08-11-05
Mexico said that its energy initiative in
Central America comes in response to long-established plans and does not seek to
"check" the possible influence of Venezuelan President Hugo Chavez in the
region.
Mexican President Vicente Fox said in Mar del Plata, Argentina, at the 4th
Summit of the Americas that his government is pushing a Central American energy
integration plan that will need an investment of $ 7.5 bn and includes the
construction of a refinery.
At the summit, Fox and Chavez expounded diametrically opposed visions of the
FTAA, the US-backed project for free trade from Alaska to Tierra del Fuego.
Chavez pronounced the pact, the negotiations toward which have been stalled for
nearly two years, "dead," while Fox argued for breathing fresh wind into its
sails.
In addition to moving forward on a bigger energy project called the
Puebla-Panama Plan, or PPP, the new spending outlined by Fox seeks to alleviate
the crisis in Central America over high international fuel prices.
Fox spokesman Ruben Aguilar said that Mexico made the decision to push the
energy program to "deepen the PPP and the framework of solidarity with our
Central American brothers," and not to counteract Chavez's possible "petroleum
influence" in the region.
"It has absolutely nothing to do with checking Chavez," Aguilar emphasized.

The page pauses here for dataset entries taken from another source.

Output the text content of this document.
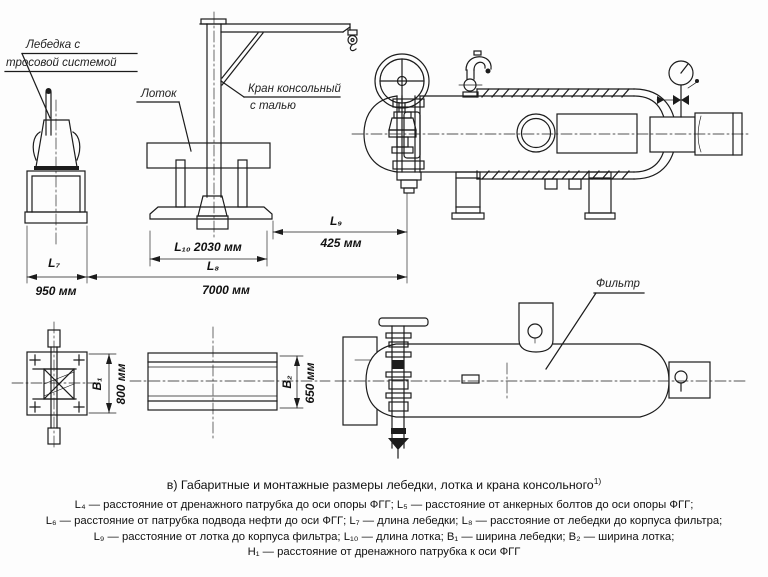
Лебедка с
тросовой системой
Лоток	Кран консольный
с талью
Фильтр
L₇
950 мм
L₈
7000 мм
L₁₀ 2030 мм
L₉
425 мм
B₁ 800 мм	B₂ 650 мм
в) Габаритные и монтажные размеры лебедки, лотка и крана консольного$^{1)}$
L₄ — расстояние от дренажного патрубка до оси опоры ФГГ; L₅ — расстояние от анкерных болтов до оси опоры ФГГ;
L₆ — расстояние от патрубка подвода нефти до оси ФГГ; L₇ — длина лебедки; L₈ — расстояние от лебедки до корпуса фильтра;
L₉ — расстояние от лотка до корпуса фильтра; L₁₀ — длина лотка; B₁ — ширина лебедки; B₂ — ширина лотка;
H₁ — расстояние от дренажного патрубка к оси ФГГ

Mexico and Venezuela jointly supply 160,000 barrels of fuel per day to
Central America and the Caribbean in keeping with the 1980 San Jose Pact, which
grants easy payment terms but not preferential prices to oil purchasers.

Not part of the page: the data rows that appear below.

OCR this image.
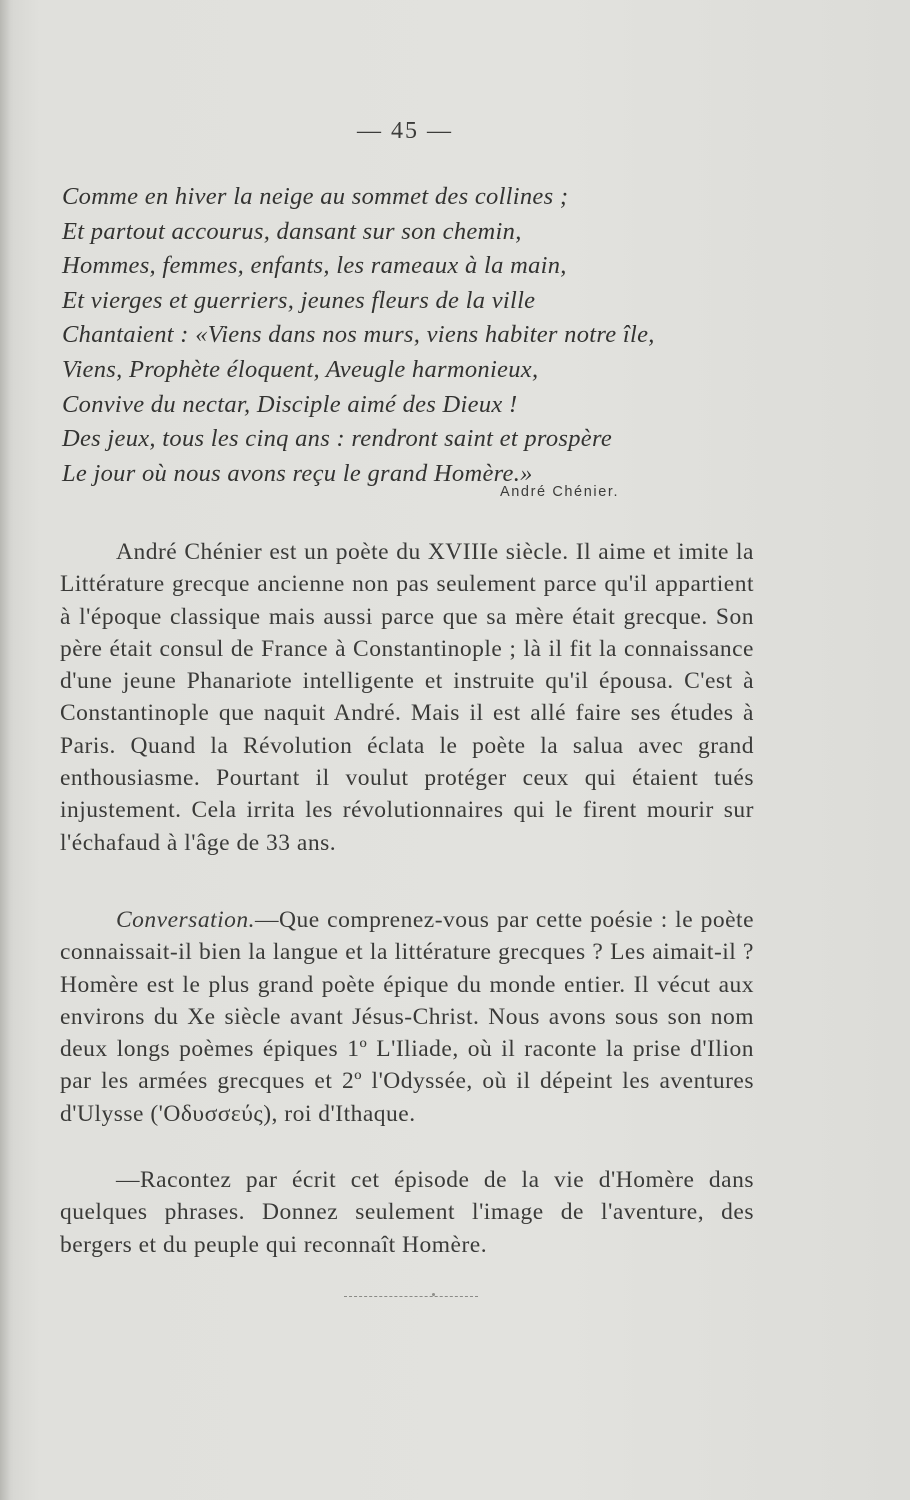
— 45 —
Comme en hiver la neige au sommet des collines ;
Et partout accourus, dansant sur son chemin,
Hommes, femmes, enfants, les rameaux à la main,
Et vierges et guerriers, jeunes fleurs de la ville
Chantaient : «Viens dans nos murs, viens habiter notre île,
Viens, Prophète éloquent, Aveugle harmonieux,
Convive du nectar, Disciple aimé des Dieux !
Des jeux, tous les cinq ans : rendront saint et prospère
Le jour où nous avons reçu le grand Homère.»
André Chénier.

André Chénier est un poète du XVIIIe siècle. Il aime et imite la Littérature grecque ancienne non pas seulement parce qu'il appartient à l'époque classique mais aussi parce que sa mère était grecque. Son père était consul de France à Constantinople ; là il fit la connaissance d'une jeune Phanariote intelligente et instruite qu'il épousa. C'est à Constantinople que naquit André. Mais il est allé faire ses études à Paris. Quand la Révolution éclata le poète la salua avec grand enthousiasme. Pourtant il voulut protéger ceux qui étaient tués injustement. Cela irrita les révolutionnaires qui le firent mourir sur l'échafaud à l'âge de 33 ans.

Conversation.—Que comprenez-vous par cette poésie : le poète connaissait-il bien la langue et la littérature grecques ? Les aimait-il ? Homère est le plus grand poète épique du monde entier. Il vécut aux environs du Xe siècle avant Jésus-Christ. Nous avons sous son nom deux longs poèmes épiques 1º L'Iliade, où il raconte la prise d'Ilion par les armées grecques et 2º l'Odyssée, où il dépeint les aventures d'Ulysse ('Οδυσσεύς), roi d'Ithaque.

—Racontez par écrit cet épisode de la vie d'Homère dans quelques phrases. Donnez seulement l'image de l'aventure, des bergers et du peuple qui reconnaît Homère.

The second phase of the PPP, a program that the Fox administration has been
promoting since 2001, envisions -- in addition to building a heavy crude
refinery - constructing a hydroelectric centre, a gas pipeline and plants to
convert liquefied natural gas into its usable gaseous form.
Fox said in Mar del Plata, after meeting with his Central American and
Colombian counterparts, that he had held conversations already with fuel
providers in Canada, the United States, Spain and Great Britain to see how to
achieve better energy prices for the Central Americans before the first quarter
of 2006.
It is estimated that the refinery alone, which will have the capacity to produce
250,000 barrels of fuel per day, will require an investment of $ 3.2 bn. To
launch the ambitious energy integration plan, an effort that will take at least
three years to complete, financing will be sought from various entities,
including the InterAmerican Development Bank.